21.12.2018

“Ventos de liberdade”

de Ir. M. Lourdes de Pablo

Biografia do Padre Kentenich
Ir. M. Lourdes de Pablo

Irmã M. Lourdes, é espanhola e mora no Chile. Ella tomou a iniciativa de escrever uma biografia do Padre José Kentenich a partir da perspectiva da liberdade. É um ponto de vista diferente de outras biografias e ela e explica o que a motivou a isso.

Sob que perspectiva a senhora escreve esse livro?

Da liberdade, por um lado isso é um tema muito central na espiritualidade de Schoenstatt. Por outro lado, isso é um desafio que a cultura atual está abordando, às vezes por caminhos não tão adequados. Quero responder a pergunta sobre a verdadeira liberdade.

O livro se dirige a que público?

Ao público jovem e adulto. Escolhi uma linguagem moderna, sem termos específicos de Schoenstatt, para que a mensagem seja compreendida por todas as pessoas.

Porque escolheu relatar a história do Padre Kentenich sob a perspectiva da liberdade?

Creio que a liberdade é um tema muito complexo, difícil de abordar e, ao mesmo tempo, é um anseio de todo ser humano. Toda pessoa, na sua essência, quer ser livre. Por que? Porque somos chamados a amar, somos imagem e semelhança de Deus e Deus é livre, porque ele é Amor. Só uma pessoa que ama é realmente livre.

De que modo a mensagem do Padre Kentenich, sobre a liberdade, continua viva nas crises atuais da Igreja?

O Padre Kentenich foi um “revolucionário”, porque ele se deu conta da irracionalidade. O tema sobre a irracionalidade tem um papel fundamental na problemática que estamos vivendo na Igreja chilena. Creio que a Igreja não a levou a sério. Não soube abordá-la e não se educou as pessoas sob esse ponto de vista. Padre Kentenich disse que a verdadeira liberdade só pode ser alcançada a partir do amor, porque é o amor que integra todos os aspectos da personalidade.

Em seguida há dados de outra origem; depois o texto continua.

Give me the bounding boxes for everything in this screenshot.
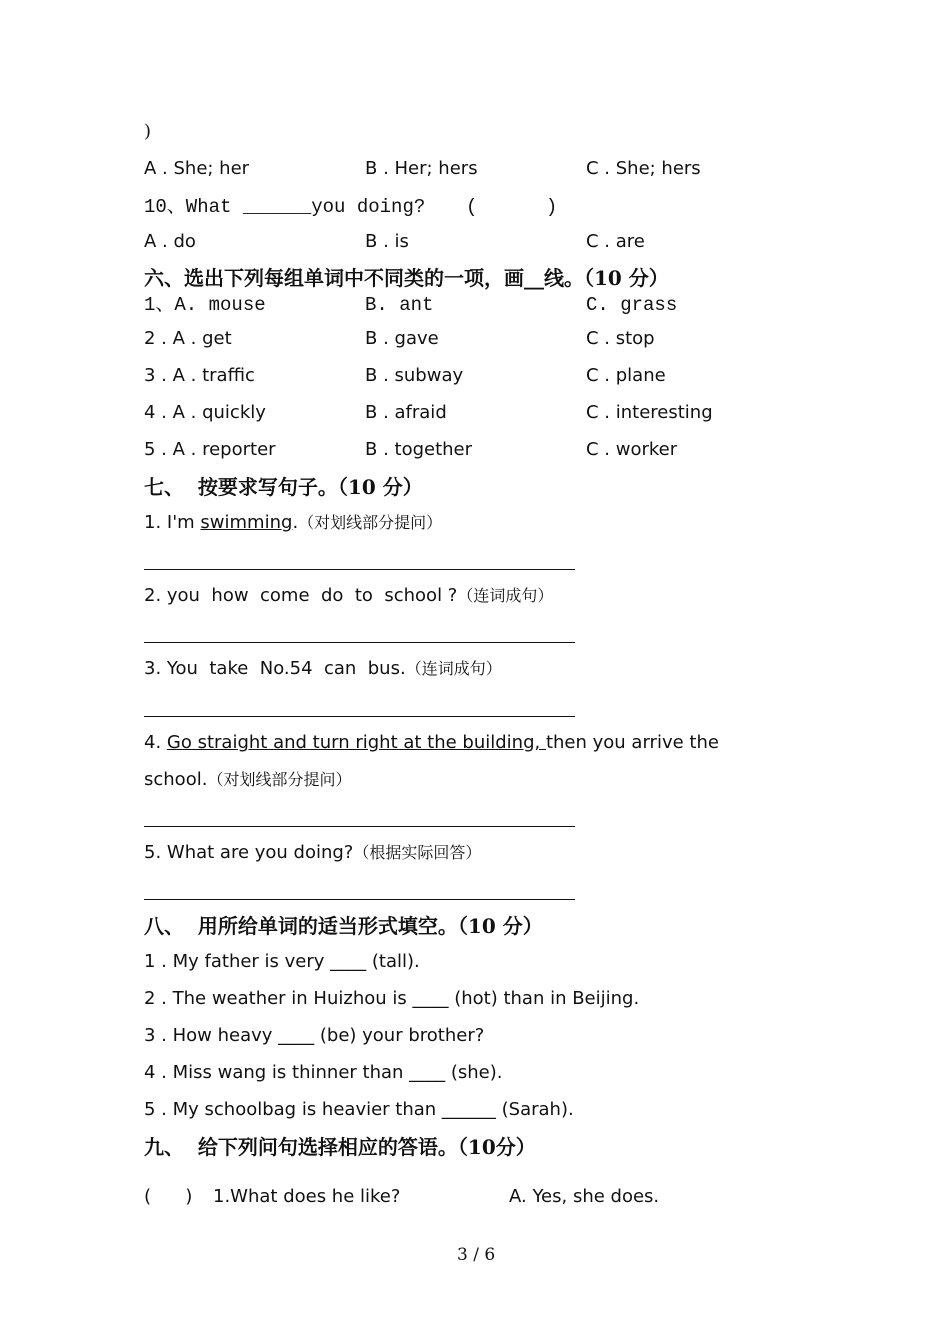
s7-q5-answer-line[interactable] <box>144 899 575 900</box>
section-8-title: 八、 用所给单词的适当形式填空。（10 分） <box>144 914 543 938</box>
s8-item-2: 2 . The weather in Huizhou is ____ (hot) than in Beijing. <box>144 988 640 1009</box>
s7-q1-answer-line[interactable] <box>144 569 575 570</box>
s7-q2 <box>144 585 553 607</box>
s7-q1-pre: 1. I'm <box>144 512 201 533</box>
s9-answer-a: A. Yes, she does. <box>509 1186 660 1207</box>
s6-row4-b: B . afraid <box>365 402 447 423</box>
s7-q5-text: 5. What are you doing? <box>144 842 354 863</box>
s8-item-3: 3 . How heavy ____ (be) your brother? <box>144 1025 485 1046</box>
s6-row5-a: 5 . A . reporter <box>144 439 276 460</box>
q10-option-a: A . do <box>144 231 196 252</box>
s6-row4-a: 4 . A . quickly <box>144 402 266 423</box>
s7-q4-underlined: Go straight and turn right at the building, <box>166 732 546 753</box>
s6-row5-c: C . worker <box>586 439 678 460</box>
s9-q1-text: 1.What does he like? <box>213 1186 401 1207</box>
s7-q2-answer-line[interactable] <box>144 642 575 643</box>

Que mensa gem Maria traz para esse tempo da irracionalidade?

Para o Padre Kentenich, a figura de Maria é essencial, porque ela é humana e real na vida das pessoas. Não é uma teoria, mas, quando se realiza um encontro pessoal com ela acontece uma plenitude humana. Essa missão ela a realiza a partir do Santuário, que nós chamamos de nosso lar. Com a vinculação a Maria, no Santuário, a pessoa está protegida. Encanta-me um texto do Padre Kentenich, sobre a Aliança de Amor, que diz: Se uma pessoa conhece o que é repousar no coração da Mãe de Deus, então ela se torna verdadeiramente livre, verdadeiramente humana e também divinizada.

O Pai e Fundador dava três conselhos para isso. Primeiro: deixar-se contemplar por Maria. É o que diz também o Papa Francisco. Em nossa imagem, no Santuário, Maria olha e olha de frente, ela olha muito bem. Depois, aconselha o Padre Kentenich, falar com Maria assim como falo com a minha mãe, com minha amiga ou amigo. A mãe me conhece melhor do que meus amigos, ela sabe de minhas fraquezas. Apesar disso, ela me ama. As mães de criminosos, que fizeram coisas terríveis, sempre encontram um motivo para justificar os atos de seus fihos. Diante de nossa mãe, podemos estar com toda a nossa irracionalidade, com nossa vida instintiva ferida, dura e triste. O que acontece? O fato de se aproximar e entregar tudo isso, se esconder nada, nos faz autênticos, corentes. Ela me entende, me compreende, sabe que sou fraco e pequeno.